At Cambridge a royal mandate in 1613 required all candidates for B.D. or for the doctorate in any faculty to subscribe to the Three Articles. In both universities, Puritanism was a disturbing element, and a number of its adherents were obliged to withdraw from Cambridge. In 1570 the Elizabethan statutes were enacted “on account of the again increasing audacity and excessive licence of men” as the preamble declares. These new regulations circumscribed the powers of the proctors and provided that they should be elected, not as formerly, by the regents, but according to a cycle of colleges. The Elizabethan code remained in force for nearly three centuries. Under Charles I similar provisions were made for Oxford byt he Laudian statutes (1636), and the whole administration of the university was entrusted to the vice-chancellor, the proctors, and the heads of colleges. “This statute effectually stereotyped the administrative monopoly of the colleges, and destroyed all trace of the old democratic constitution which had been controlled only by the authority of the medieval Church” (Brodrick). Oxford was governed by this code until 1854.

In Scotland, after the abolition of papal jurisdiction and ratification of Protestant doctrine in 1560, the universities suffered severely. “To St. Andrews, as to the other universities, the Reformation did serious injury. Their constitution and orgnization were upset by ecclesiastical dissent; their income was sadly reduced by the rapacity of the nobles who appropriated the lion’s share of the patrimony of the Church. From a greatly diminished income they had to uphold the stipends of the parishes which belonged to them. This was necessarily accompanied by a reduction of the salaries of the professors, for which certain grants by successive administrations made small but inadequate amends. The attendance of students was also injuriously affected” (Kerr, p. 108). Though various schemes of reform were proposed, especially by Knox, they proved ineffectual owing to the tumults about religion and the alternations between presbytery and episcopacy. The universities became institutions of the state in 1690 and religious tests were enforced for all teachers and officials. Curricula and organizations, however, retained for a long time their medieval features. During the seventeenth and eighteenth centuries, various modifications were introduced in the courses of study; new chairs were founded and the financial condition improved.

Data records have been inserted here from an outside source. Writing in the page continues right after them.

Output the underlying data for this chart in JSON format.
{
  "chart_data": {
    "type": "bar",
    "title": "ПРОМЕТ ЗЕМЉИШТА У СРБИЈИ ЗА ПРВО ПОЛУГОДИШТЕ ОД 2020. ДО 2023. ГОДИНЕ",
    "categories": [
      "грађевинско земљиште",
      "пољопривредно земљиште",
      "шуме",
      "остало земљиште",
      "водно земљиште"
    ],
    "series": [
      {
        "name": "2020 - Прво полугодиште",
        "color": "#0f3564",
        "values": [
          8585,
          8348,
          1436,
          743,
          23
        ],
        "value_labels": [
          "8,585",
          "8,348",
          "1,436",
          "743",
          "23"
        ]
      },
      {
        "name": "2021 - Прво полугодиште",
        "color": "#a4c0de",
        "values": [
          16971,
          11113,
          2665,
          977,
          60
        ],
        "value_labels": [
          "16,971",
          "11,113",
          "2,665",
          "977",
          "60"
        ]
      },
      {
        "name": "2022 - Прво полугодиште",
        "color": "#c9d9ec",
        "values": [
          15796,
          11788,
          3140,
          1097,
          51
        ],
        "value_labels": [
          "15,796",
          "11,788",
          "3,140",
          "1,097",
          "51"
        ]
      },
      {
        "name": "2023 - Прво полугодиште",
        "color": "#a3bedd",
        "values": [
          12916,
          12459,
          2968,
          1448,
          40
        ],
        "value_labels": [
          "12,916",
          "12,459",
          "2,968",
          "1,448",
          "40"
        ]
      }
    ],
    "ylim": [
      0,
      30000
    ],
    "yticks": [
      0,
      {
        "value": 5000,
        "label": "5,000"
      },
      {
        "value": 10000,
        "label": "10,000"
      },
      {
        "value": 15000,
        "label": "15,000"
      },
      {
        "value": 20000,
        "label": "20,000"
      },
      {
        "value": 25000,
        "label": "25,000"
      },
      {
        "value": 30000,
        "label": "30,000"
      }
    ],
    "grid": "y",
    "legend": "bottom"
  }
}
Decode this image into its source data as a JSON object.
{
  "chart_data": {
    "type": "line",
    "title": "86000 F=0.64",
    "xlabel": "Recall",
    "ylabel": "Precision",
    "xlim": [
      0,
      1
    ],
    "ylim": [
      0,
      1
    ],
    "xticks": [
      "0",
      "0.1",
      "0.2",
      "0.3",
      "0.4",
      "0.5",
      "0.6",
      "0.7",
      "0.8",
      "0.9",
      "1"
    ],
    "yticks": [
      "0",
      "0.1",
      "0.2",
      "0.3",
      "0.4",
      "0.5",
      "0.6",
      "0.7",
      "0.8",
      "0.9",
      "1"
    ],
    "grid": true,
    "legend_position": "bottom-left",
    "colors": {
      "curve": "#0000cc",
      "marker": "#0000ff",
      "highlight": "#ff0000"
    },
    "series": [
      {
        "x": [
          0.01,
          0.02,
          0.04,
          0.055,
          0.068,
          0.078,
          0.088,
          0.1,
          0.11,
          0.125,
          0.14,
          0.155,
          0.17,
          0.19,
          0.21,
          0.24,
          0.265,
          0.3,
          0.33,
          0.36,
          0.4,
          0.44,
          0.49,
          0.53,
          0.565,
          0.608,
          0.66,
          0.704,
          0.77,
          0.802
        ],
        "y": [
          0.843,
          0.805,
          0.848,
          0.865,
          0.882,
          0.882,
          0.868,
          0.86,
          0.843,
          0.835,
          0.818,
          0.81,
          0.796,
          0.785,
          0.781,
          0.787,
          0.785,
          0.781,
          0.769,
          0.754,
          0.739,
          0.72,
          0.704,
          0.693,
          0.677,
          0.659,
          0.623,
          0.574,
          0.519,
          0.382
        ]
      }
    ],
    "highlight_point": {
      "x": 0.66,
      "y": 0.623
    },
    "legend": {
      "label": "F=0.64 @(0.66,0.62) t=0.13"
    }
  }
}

At Paris this period witnessed the long struggle between the university and the Jesuits, the inroads of Gallicanism and Jansenism, and the substitution of royal for papal supremacy. As far back as 1475, Charles VII had placed the university under the jurisdiction of the Parlement; by the end of the sixteenth century the secularization was complete. If Richelieu, by rebuilding the Sorbonne, and Mazarin, by establishing the Collège des Quatre-Nations, enhanced the outward spendour of the university, they did not endow it with vitality sufficient to check the new philosophical movement which culminated in the work of the Encyclopedists and the Revolution. In 1793 the university was suppressed and with it all the other universities of France. Napoleon I reorganized them as faculties under the one imperial university situated at Paris; and this arrangement continued until, in 1896, the faculties were restored to university rank.